With a small newfound energy, he began fervently digging his way out, moving rocks for what seemed like hours, until a small hint of illumination could be discerned. Claude pushed through the thin barrier and fell forward into a dim tunnel, then crawled his way toward a light source that gradually became brighter and brighter. Eventually he found several workers’ lanterns hung along a wall, one of which he took before coiling his way through the maze haphazardly, eventually coming to pass rows and rows of grinning skulls staring back at him, mocking Death that he had both escaped and caused. After some time, he heard the soft muffle of feet dragging along the dirt floors and raced toward it.
Claude was brought face-to-face with a worker boy roughly the same age as Étienne, with a similar build and hair colour. He was taken aback by the wide-eyed survivor in front of him, whose face, clothing, and hands were covered in blood.

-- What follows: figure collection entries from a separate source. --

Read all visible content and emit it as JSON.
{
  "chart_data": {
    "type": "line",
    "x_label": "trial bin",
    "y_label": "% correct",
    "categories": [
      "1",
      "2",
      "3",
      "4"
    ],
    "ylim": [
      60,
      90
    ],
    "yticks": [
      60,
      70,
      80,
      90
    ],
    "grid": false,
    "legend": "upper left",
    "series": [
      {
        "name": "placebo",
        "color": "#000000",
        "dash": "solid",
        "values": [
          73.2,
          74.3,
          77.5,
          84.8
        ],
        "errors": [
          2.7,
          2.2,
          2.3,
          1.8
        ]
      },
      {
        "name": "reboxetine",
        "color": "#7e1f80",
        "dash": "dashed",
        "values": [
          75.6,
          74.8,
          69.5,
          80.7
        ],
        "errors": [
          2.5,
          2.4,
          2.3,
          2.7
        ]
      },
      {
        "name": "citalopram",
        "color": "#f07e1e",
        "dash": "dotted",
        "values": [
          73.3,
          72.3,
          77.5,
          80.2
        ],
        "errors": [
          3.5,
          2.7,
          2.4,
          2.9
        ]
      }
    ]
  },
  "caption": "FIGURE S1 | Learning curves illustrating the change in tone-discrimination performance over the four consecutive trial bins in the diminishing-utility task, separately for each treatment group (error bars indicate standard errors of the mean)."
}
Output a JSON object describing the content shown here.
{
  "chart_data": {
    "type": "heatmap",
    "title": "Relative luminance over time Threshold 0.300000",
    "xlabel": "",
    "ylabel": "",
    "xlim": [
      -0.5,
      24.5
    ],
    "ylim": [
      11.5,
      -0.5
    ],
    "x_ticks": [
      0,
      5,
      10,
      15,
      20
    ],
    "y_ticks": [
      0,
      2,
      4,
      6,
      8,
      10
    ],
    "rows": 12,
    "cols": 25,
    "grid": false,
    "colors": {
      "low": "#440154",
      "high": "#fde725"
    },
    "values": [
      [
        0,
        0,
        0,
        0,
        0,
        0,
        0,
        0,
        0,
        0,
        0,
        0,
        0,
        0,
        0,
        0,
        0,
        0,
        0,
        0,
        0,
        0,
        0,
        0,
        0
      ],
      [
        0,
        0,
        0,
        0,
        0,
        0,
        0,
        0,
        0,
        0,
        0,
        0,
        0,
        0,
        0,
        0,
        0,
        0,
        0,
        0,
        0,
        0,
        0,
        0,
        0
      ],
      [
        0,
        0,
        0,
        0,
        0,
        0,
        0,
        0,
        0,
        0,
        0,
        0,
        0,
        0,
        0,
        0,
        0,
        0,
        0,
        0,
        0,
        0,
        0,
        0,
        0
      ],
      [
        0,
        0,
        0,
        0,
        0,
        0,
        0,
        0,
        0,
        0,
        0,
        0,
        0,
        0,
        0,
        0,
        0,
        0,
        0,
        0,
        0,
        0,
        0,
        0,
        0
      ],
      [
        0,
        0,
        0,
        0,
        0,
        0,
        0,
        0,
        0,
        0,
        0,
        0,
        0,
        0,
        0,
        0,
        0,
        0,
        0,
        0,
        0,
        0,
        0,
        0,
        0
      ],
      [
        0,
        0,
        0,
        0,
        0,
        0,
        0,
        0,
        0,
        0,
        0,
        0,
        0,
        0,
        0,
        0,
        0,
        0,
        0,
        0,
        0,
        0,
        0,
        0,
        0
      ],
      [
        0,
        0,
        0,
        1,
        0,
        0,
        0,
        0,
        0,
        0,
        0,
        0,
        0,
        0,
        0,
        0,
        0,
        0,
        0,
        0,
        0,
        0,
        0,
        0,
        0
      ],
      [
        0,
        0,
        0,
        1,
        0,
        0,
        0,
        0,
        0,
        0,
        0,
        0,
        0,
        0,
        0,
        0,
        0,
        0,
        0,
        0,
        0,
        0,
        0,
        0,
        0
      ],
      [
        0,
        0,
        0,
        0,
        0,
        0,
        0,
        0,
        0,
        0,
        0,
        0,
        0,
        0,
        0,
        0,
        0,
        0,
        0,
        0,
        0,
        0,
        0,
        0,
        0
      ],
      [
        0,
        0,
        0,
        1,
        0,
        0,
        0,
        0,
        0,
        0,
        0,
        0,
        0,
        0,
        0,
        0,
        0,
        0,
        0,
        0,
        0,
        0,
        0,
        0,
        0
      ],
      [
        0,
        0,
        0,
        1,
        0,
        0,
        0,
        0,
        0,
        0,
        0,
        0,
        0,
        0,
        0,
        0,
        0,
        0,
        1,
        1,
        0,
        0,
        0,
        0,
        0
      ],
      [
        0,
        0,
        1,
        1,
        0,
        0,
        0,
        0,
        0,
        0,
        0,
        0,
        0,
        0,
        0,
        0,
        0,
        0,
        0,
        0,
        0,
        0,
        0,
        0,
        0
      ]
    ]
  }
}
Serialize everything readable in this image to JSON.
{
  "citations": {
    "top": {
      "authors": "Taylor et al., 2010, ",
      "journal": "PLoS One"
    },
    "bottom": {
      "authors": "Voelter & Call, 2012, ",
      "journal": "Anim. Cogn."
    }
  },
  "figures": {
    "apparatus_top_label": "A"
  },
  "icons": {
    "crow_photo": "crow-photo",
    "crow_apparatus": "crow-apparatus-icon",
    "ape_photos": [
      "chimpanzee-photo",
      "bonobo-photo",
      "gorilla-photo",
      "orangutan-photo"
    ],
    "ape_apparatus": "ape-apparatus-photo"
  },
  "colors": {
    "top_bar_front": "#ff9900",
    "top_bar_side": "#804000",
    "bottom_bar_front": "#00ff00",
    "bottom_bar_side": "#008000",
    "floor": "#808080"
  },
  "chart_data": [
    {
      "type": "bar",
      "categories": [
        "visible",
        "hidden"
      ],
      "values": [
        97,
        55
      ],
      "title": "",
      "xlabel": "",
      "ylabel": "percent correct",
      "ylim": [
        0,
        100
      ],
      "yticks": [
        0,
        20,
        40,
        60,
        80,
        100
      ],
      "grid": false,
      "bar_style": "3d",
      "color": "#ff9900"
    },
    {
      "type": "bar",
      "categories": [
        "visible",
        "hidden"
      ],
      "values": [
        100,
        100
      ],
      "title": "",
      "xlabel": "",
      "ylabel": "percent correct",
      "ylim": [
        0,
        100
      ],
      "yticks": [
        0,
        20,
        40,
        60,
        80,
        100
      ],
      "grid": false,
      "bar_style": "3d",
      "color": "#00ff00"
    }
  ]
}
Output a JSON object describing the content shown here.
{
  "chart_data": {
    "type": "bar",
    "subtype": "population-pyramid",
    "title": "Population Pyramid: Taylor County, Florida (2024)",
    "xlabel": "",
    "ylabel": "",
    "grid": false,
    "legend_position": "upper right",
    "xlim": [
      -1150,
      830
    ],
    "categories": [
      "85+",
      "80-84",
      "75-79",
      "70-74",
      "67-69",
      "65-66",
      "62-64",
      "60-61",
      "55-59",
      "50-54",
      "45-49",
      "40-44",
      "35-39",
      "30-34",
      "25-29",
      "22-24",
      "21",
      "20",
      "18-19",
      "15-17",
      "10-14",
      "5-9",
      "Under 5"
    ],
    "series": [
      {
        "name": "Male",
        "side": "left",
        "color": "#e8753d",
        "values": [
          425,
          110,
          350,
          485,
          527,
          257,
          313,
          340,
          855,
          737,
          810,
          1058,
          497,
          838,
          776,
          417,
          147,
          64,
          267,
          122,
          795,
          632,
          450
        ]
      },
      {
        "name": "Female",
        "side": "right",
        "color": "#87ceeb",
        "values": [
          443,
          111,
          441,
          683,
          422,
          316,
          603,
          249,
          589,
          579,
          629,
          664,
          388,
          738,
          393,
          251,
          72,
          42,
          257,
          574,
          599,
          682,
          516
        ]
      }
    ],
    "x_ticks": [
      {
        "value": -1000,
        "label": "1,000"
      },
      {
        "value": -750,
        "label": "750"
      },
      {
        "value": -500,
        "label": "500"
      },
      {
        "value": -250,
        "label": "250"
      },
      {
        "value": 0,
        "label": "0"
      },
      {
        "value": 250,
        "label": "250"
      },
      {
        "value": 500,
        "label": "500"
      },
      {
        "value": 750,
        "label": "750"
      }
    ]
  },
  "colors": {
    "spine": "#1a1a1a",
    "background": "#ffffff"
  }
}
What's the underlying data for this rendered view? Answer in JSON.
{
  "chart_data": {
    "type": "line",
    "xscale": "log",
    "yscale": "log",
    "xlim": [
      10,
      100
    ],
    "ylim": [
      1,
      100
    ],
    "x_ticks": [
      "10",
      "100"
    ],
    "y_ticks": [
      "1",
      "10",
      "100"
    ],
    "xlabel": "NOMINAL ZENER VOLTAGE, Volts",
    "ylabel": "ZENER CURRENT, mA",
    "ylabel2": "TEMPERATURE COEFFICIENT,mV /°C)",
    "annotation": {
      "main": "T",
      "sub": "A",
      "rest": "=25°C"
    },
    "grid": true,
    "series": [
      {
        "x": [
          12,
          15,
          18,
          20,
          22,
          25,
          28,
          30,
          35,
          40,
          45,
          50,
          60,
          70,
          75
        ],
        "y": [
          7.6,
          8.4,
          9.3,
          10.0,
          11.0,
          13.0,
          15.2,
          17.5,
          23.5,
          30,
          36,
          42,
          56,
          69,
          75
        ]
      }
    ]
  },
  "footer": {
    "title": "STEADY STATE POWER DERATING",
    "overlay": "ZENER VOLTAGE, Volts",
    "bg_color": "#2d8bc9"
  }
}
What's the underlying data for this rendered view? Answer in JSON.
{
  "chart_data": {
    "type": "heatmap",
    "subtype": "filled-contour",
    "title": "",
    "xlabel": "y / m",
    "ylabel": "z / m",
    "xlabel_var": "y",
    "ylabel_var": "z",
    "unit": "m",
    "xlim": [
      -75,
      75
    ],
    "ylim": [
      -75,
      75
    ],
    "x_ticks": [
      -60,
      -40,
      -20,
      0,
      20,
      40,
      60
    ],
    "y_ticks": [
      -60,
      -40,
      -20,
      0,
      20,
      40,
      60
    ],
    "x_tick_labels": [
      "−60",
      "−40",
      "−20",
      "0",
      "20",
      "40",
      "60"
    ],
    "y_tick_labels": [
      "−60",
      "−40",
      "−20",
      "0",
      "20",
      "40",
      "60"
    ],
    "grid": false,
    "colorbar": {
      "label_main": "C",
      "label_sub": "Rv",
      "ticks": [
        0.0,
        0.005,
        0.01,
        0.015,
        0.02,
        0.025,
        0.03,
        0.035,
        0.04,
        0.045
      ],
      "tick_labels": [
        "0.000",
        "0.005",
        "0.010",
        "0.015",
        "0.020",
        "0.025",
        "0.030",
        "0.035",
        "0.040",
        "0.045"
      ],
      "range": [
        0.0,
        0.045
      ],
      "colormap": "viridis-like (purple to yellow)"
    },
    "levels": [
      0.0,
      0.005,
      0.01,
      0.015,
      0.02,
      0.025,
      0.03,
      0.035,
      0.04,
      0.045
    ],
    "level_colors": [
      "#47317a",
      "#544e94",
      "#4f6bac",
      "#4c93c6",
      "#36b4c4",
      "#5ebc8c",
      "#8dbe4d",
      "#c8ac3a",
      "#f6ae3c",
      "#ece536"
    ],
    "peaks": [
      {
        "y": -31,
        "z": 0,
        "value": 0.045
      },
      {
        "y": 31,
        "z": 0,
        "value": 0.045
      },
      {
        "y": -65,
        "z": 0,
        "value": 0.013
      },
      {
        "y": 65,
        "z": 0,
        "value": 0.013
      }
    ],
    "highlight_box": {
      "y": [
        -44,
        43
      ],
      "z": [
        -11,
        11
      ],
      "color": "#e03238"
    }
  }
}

Claude breathlessly explained what happened to him, and the terror-struck boy was left assuming that man in front of him had been badly hurt in a tunnel collapse.
“How many days have you been trapped under here?” the boy asked, the pale pallor of his face a clear indication of the horror Claude’s current state of being elicited. “Were you alone?”
Never trust a survivor until you find out what they did to stay alive.
“I’m not sure how long,” Claude replied. A pause, then, “but I was trapped alone, monsieur.”